A series of high-profile attacks has highlighted the crisis. In April this year, three young men were gunned down in an Uppsala hair salon in a feud between two gangs. In August, a man was killed in a shooting outside a mosque in Örebro.
The Swedish government has been forced to introduce sweeping changes to combat the crisis. New legislation will lower the age of criminal responsibility from 15 to 13 for serious offences such as murder and bombings, aiming to disrupt the gangs’ recruitment of minors.
“The reason the government is lowering the age at which you can prosecute people and put them in jail is because these gangs use very young people. We have underage people committing murders, and we haven’t been able to punish them properly,” Hallén explains.
Police say the gangs’ leaders increasingly operate from abroad, issuing orders via social media and encrypted messaging apps. Children as young as 12 are recruited to carry out shootings or plant explosives, lured by the promise of money and status. Europol has warned that what began in Sweden is now spreading across Europe “like wildfire.”
The fear generated by this wave of violence is tangible. A recent survey shows that nearly one in three women aged 16 to 29 have avoided going out at night for fear of threats or attacks.
Hallén argues that the roots of the problem lie in decades of mismanaged immigration policy:
This is all, of course, a direct consequence of the last few decades of irresponsible immigration policy in Sweden. If Sweden had had mass immigration from Denmark or Germany or Poland, we wouldn’t have these issues, but the problem is that we’ve had immigration from the Middle East, North Africa, mostly the Horn of Africa. These groups are much harder to integrate.
This is one of the most important issues people in general care about most in politics, and has been for the last five, ten years. That’s why the current government was elected to fight this kind of crime and to reduce third-world immigration.
There are some signs of progress.

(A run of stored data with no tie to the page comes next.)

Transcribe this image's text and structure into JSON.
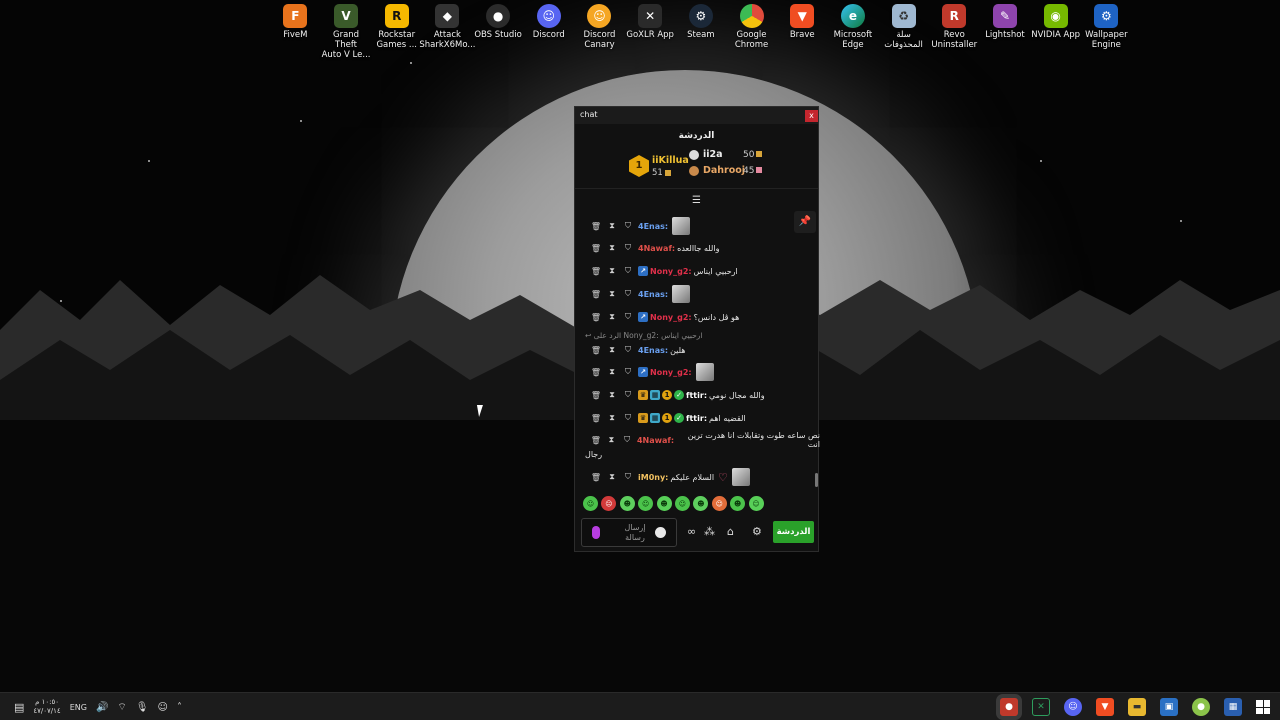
{
  "desktop_icons": [
    {
      "label": "FiveM",
      "icon": "fivem-icon",
      "color": "#e8731c"
    },
    {
      "label": "Grand Theft\nAuto V Le...",
      "icon": "gta-icon",
      "color": "#3a5a2a"
    },
    {
      "label": "Rockstar\nGames ...",
      "icon": "rockstar-icon",
      "color": "#f5b800"
    },
    {
      "label": "Attack\nSharkX6Mo...",
      "icon": "mouse-icon",
      "color": "#333333"
    },
    {
      "label": "OBS Studio",
      "icon": "obs-icon",
      "color": "#2b2b2b"
    },
    {
      "label": "Discord",
      "icon": "discord-icon",
      "color": "#5865f2"
    },
    {
      "label": "Discord\nCanary",
      "icon": "discord-canary-icon",
      "color": "#f5a623"
    },
    {
      "label": "GoXLR App",
      "icon": "goxlr-icon",
      "color": "#2a2a2a"
    },
    {
      "label": "Steam",
      "icon": "steam-icon",
      "color": "#1b2838"
    },
    {
      "label": "Google\nChrome",
      "icon": "chrome-icon",
      "color": "#e04b3c"
    },
    {
      "label": "Brave",
      "icon": "brave-icon",
      "color": "#f04d22"
    },
    {
      "label": "Microsoft\nEdge",
      "icon": "edge-icon",
      "color": "#1aa0c4"
    },
    {
      "label": "سلة\nالمحذوفات",
      "icon": "recycle-bin-icon",
      "color": "#9fb8d1"
    },
    {
      "label": "Revo\nUninstaller",
      "icon": "revo-icon",
      "color": "#c0392b"
    },
    {
      "label": "Lightshot",
      "icon": "lightshot-icon",
      "color": "#8e44ad"
    },
    {
      "label": "NVIDIA App",
      "icon": "nvidia-icon",
      "color": "#76b900"
    },
    {
      "label": "Wallpaper\nEngine",
      "icon": "wallpaper-engine-icon",
      "color": "#1e63c4"
    }
  ],
  "chat": {
    "window_title": "chat",
    "close_label": "x",
    "header": "الدردشة",
    "leader_rank": "1",
    "leader_name": "iiKillua",
    "leader_points": "51",
    "second": {
      "name": "ii2a",
      "points": "50"
    },
    "third": {
      "name": "Dahrooj",
      "points": "45"
    },
    "messages": [
      {
        "name": "4Enas:",
        "text": "",
        "color": "#6aa0f0",
        "avatar": true
      },
      {
        "name": "4Nawaf:",
        "text": "والله جاالعده",
        "color": "#e0504a"
      },
      {
        "name": "Nony_g2:",
        "text": "ارحبيي ايناس",
        "color": "#e0304a"
      },
      {
        "name": "4Enas:",
        "text": "",
        "color": "#6aa0f0",
        "avatar": true
      },
      {
        "name": "Nony_g2:",
        "text": "هو ڤل دانس؟",
        "color": "#e0304a"
      },
      {
        "name": "4Enas:",
        "text": "هلين",
        "color": "#6aa0f0"
      },
      {
        "name": "Nony_g2:",
        "text": "",
        "color": "#e0304a",
        "avatar": true
      },
      {
        "name": "fttir:",
        "text": "والله مجال نومي",
        "color": "#ffffff"
      },
      {
        "name": "fttir:",
        "text": "القضيه اهم",
        "color": "#ffffff"
      },
      {
        "name": "4Nawaf:",
        "text": "نص ساعه طوت وتقابلات انا هدرت ترين انت",
        "color": "#e0504a",
        "wrap": "رجال"
      },
      {
        "name": "iM0ny:",
        "text": "السلام عليكم",
        "color": "#f0c060",
        "avatar": true
      }
    ],
    "reply_text": "الرد على Nony_g2: ارحبيي ايناس",
    "input_placeholder": "إرسال رسالة",
    "send_label": "الدردشة"
  },
  "taskbar": {
    "clock_time": "١٠:٥٠ م",
    "clock_date": "٤٧/٠٧/١٤",
    "language": "ENG"
  }
}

Sweden recorded a fall in homicides in 2024 compared with the previous year, with police crediting new surveillance powers and tougher laws. However, gun violence remains the most common cause of violent death and claimed 45 lives in 2024, eight fewer than in 2023.
“The policies seem to be working quite well, but crime is still at a very high level and there is still a lot of work to be done,” according to Arvid Hallén.
Indeed, the bombings continue, rising from 149 incidents in 2023 to 317 in 2024. In January of this year, Stockholm endured more than 30 bombings in a single month, most of them linked to gang extortion schemes.
The crisis has also become a flashpoint in European politics.
On the tenth anniversary of the beginning of the European migration crisis, Hungarian Prime Minister Viktor Orbán repeatedly contrasted Sweden’s gang-ridden streets with Hungary’s tougher law-and-order approach.
In his latest post published on X on Friday, September 19th, he wrote:
Migrants didn’t fall from the sky. Someone opened the door, someone must answer. The Swedish government lectures us on the rule of law while their own cities burn with violence, bombings, and underage perpetrators. Instead of fixing their mess, they spend their time picking on us. Here, we’ve found better ways to use our time: 0 illegals, 0 bombings.
Sweden’s Prime Minister Ulf Kristersson has accused Orbán of spreading “lies” about Sweden, but the Hungarian leader’s words strike a chord with critics who see Sweden as Europe’s cautionary tale—a country struggling to restore order after years of unchecked gang crime and spiralling violence.